Babyteeth is a girl movie, which consists of poetic diary subtitles, characters filled with youth hormones, bright and lively video style and short and exquisite narrative structure; but in contrast, it tells a story of a self-imposed exile girl Milla and an undercurrent and surging middle-class family composed of neurasthenic, drug-dependent and suspected derailed parents, accompanied by the emergence of youth Moses and the death of the girl Milla. The light and crisp narrative style forms a strong contrast with the desperate and morbid character core, which makes the film a fragile artwork.
Milla seemed to be a lovely girl when she danced carefreely with the record at the music teacher's house. She lied in the face of her parents and kissed the bastard who was a few years older than her. The style made people quickly discover her anomaly-she seemed like a child without pain, and was addicted to piercing the vein with scissors to see the blood flower for fun. Moses was a bad and furious mix, and he appeared with excessive hormones evoked by the bad boy's aura, indiscriminately letting pure Milla fall in love with him at first sight.
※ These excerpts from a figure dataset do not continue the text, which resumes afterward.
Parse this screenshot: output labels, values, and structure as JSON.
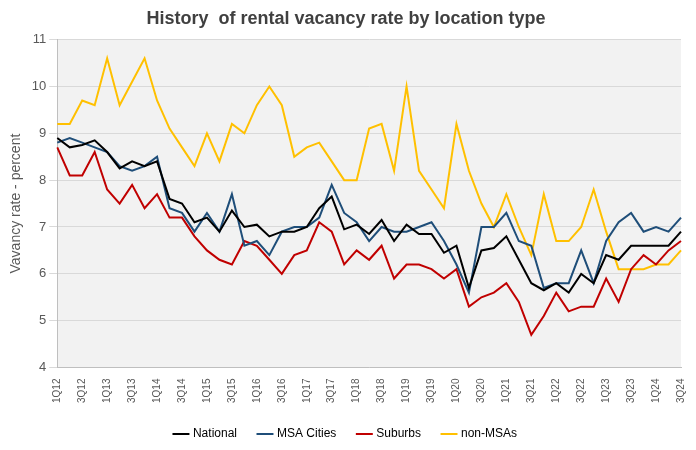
{
  "chart_data": {
    "type": "line",
    "title": "History  of rental vacancy rate by location type",
    "y_label": "Vavancy rate - percent",
    "categories": [
      "1Q12",
      null,
      "3Q12",
      null,
      "1Q13",
      null,
      "3Q13",
      null,
      "1Q14",
      null,
      "3Q14",
      null,
      "1Q15",
      null,
      "3Q15",
      null,
      "1Q16",
      null,
      "3Q16",
      null,
      "1Q17",
      null,
      "3Q17",
      null,
      "1Q18",
      null,
      "3Q18",
      null,
      "1Q19",
      null,
      "3Q19",
      null,
      "1Q20",
      null,
      "3Q20",
      null,
      "1Q21",
      null,
      "3Q21",
      null,
      "1Q22",
      null,
      "3Q22",
      null,
      "1Q23",
      null,
      "3Q23",
      null,
      "1Q24",
      null,
      "3Q24"
    ],
    "series": [
      {
        "name": "National",
        "color": "#000000",
        "values": [
          8.9,
          8.7,
          8.75,
          8.85,
          8.6,
          8.25,
          8.4,
          8.3,
          8.4,
          7.6,
          7.5,
          7.1,
          7.2,
          6.9,
          7.35,
          7.0,
          7.05,
          6.8,
          6.9,
          6.9,
          7.0,
          7.4,
          7.65,
          6.95,
          7.05,
          6.85,
          7.15,
          6.7,
          7.05,
          6.85,
          6.85,
          6.45,
          6.6,
          5.7,
          6.5,
          6.55,
          6.8,
          6.3,
          5.8,
          5.65,
          5.8,
          5.6,
          6.0,
          5.8,
          6.4,
          6.3,
          6.6,
          6.6,
          6.6,
          6.6,
          6.9
        ]
      },
      {
        "name": "MSA Cities",
        "color": "#1f4e79",
        "values": [
          8.8,
          8.9,
          8.8,
          8.7,
          8.6,
          8.3,
          8.2,
          8.3,
          8.5,
          7.4,
          7.3,
          6.9,
          7.3,
          6.9,
          7.7,
          6.6,
          6.7,
          6.4,
          6.9,
          7.0,
          7.0,
          7.2,
          7.9,
          7.3,
          7.1,
          6.7,
          7.0,
          6.9,
          6.9,
          7.0,
          7.1,
          6.7,
          6.2,
          5.6,
          7.0,
          7.0,
          7.3,
          6.7,
          6.6,
          5.7,
          5.8,
          5.8,
          6.5,
          5.8,
          6.7,
          7.1,
          7.3,
          6.9,
          7.0,
          6.9,
          7.2
        ]
      },
      {
        "name": "Suburbs",
        "color": "#c00000",
        "values": [
          8.7,
          8.1,
          8.1,
          8.6,
          7.8,
          7.5,
          7.9,
          7.4,
          7.7,
          7.2,
          7.2,
          6.8,
          6.5,
          6.3,
          6.2,
          6.7,
          6.6,
          6.3,
          6.0,
          6.4,
          6.5,
          7.1,
          6.9,
          6.2,
          6.5,
          6.3,
          6.6,
          5.9,
          6.2,
          6.2,
          6.1,
          5.9,
          6.1,
          5.3,
          5.5,
          5.6,
          5.8,
          5.4,
          4.7,
          5.1,
          5.6,
          5.2,
          5.3,
          5.3,
          5.9,
          5.4,
          6.1,
          6.4,
          6.2,
          6.5,
          6.7
        ]
      },
      {
        "name": "non-MSAs",
        "color": "#ffc000",
        "values": [
          9.2,
          9.2,
          9.7,
          9.6,
          10.6,
          9.6,
          10.1,
          10.6,
          9.7,
          9.1,
          8.7,
          8.3,
          9.0,
          8.4,
          9.2,
          9.0,
          9.6,
          10.0,
          9.6,
          8.5,
          8.7,
          8.8,
          8.4,
          8.0,
          8.0,
          9.1,
          9.2,
          8.2,
          10.0,
          8.2,
          7.8,
          7.4,
          9.2,
          8.2,
          7.5,
          7.0,
          7.7,
          7.0,
          6.4,
          7.7,
          6.7,
          6.7,
          7.0,
          7.8,
          6.9,
          6.1,
          6.1,
          6.1,
          6.2,
          6.2,
          6.5
        ]
      }
    ],
    "ylim": [
      4,
      11
    ],
    "yticks": [
      4,
      5,
      6,
      7,
      8,
      9,
      10,
      11
    ],
    "grid": true,
    "legend": "bottom"
  }
}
One of them is dominated by an unactive and irresponsible emotional advantage due to age and social experience, and the other is not as timid as to show her innocence, although she is actually pure in the deep heart.
The early love made parents who were deeply in a middle-aged emotional crisis object very much, but they were still unable to solve their own problems, and they couldn't stop their daughter from falling in love with this social young man who deceived her money and stolen drugs from home. What's more, they all owe Milla, who is terminally ill, and want to give her the whole world. In the Just Another Diamond Day paragraph, which was so unbearably beautiful, they accepted this ridiculous thief and liar who had another girlfriend, alcohol and tobacco, and drug dependence into their family. In this way, four patients with no love abilities and a lot of troubles each form a deformed relationship network that desperately depends on each other.
As the narrative distance gradually narrowed, the lens deepened into the fragile and broken inner world of the girl. The more life burns to the end, the more brilliant and unreserved sparks burst out. In the party scene, the soft and gorgeous lights alternately splattered on Milla's face, and when they kissed strangers, the light of a firework bloomed on Milla's side, and the romantic ambient light seemed to bless the world.
At the begining, Milla's mother told Moses that Milla had a baby tooth. At the end of Babyteeth movie Milla begged Moses to help her commit suicide failure, her deciduous teeth fell off in a suffocating kiss, and a painful growth that ended in death finally came to an end. The family moments at the end of the beach somewhat dispelled the power of the tragedy, making the naive and cruel calm narrative distance of the previous film seem a little sticky; the director seemed to realize this too, so the film was finally fixed in the fixed camera of the empty scene The waves washed away the remaining youthful vitality and the desperate emotional entanglement, and the white land was really clean.
Milla seemed to be a lovely girl when she danced carefreely with the record at the music teacher's house. She lied in the face of her parents and kissed the bastard who was a few years older than her. The style made people quickly discover her anomaly-she seemed like a child without pain, and was addicted to piercing the vein with scissors to see the blood flower for fun. Moses was a bad and furious mix, and he appeared with excessive hormones evoked by the bad boy's aura, indiscriminately letting pure Milla fall in love with him at first sight. One of them is dominated by an unactive and irresponsible emotional advantage due to age and social experience, and the other is not as timid as to show her innocence, although she is actually pure in the deep heart.
The early love made parents who were deeply in a middle-aged emotional crisis object very much, but they were still unable to solve their own problems, and they couldn't stop their daughter from falling in love with this social young man who deceived her money and stolen drugs from home. What's more, they all owe Milla, who is terminally ill, and want to give her the whole world. In the Just Another Diamond Day paragraph, which was so unbearably beautiful, they accepted this ridiculous thief and liar who had another girlfriend, alcohol and tobacco, and drug dependence into their family. In this way, four patients with no love abilities and a lot of troubles each form a deformed relationship network that desperately depends on each other.
As the narrative distance gradually narrowed, the lens deepened into the fragile and broken inner world of the girl. The more life burns to the end, the more brilliant and unreserved sparks burst out. In the party scene, the soft and gorgeous lights alternately splattered on Milla's face, and when they kissed strangers, the light of a firework bloomed on Milla's side, and the romantic ambient light seemed to bless the world.
At the begining, Milla's mother told Moses that Milla had a baby tooth. At the end of Babyteeth movie Milla begged Moses to help her commit suicide failure, her deciduous teeth fell off in a suffocating kiss, and a painful growth that ended in death finally came to an end. The family moments at the end of the beach somewhat dispelled the power of the tragedy, making the naive and cruel calm narrative distance of the previous film seem a little sticky; the director seemed to realize this too, so the film was finally fixed in the fixed camera of the empty scene The waves washed away the remaining youthful vitality and the desperate emotional entanglement, and the white land was really clean.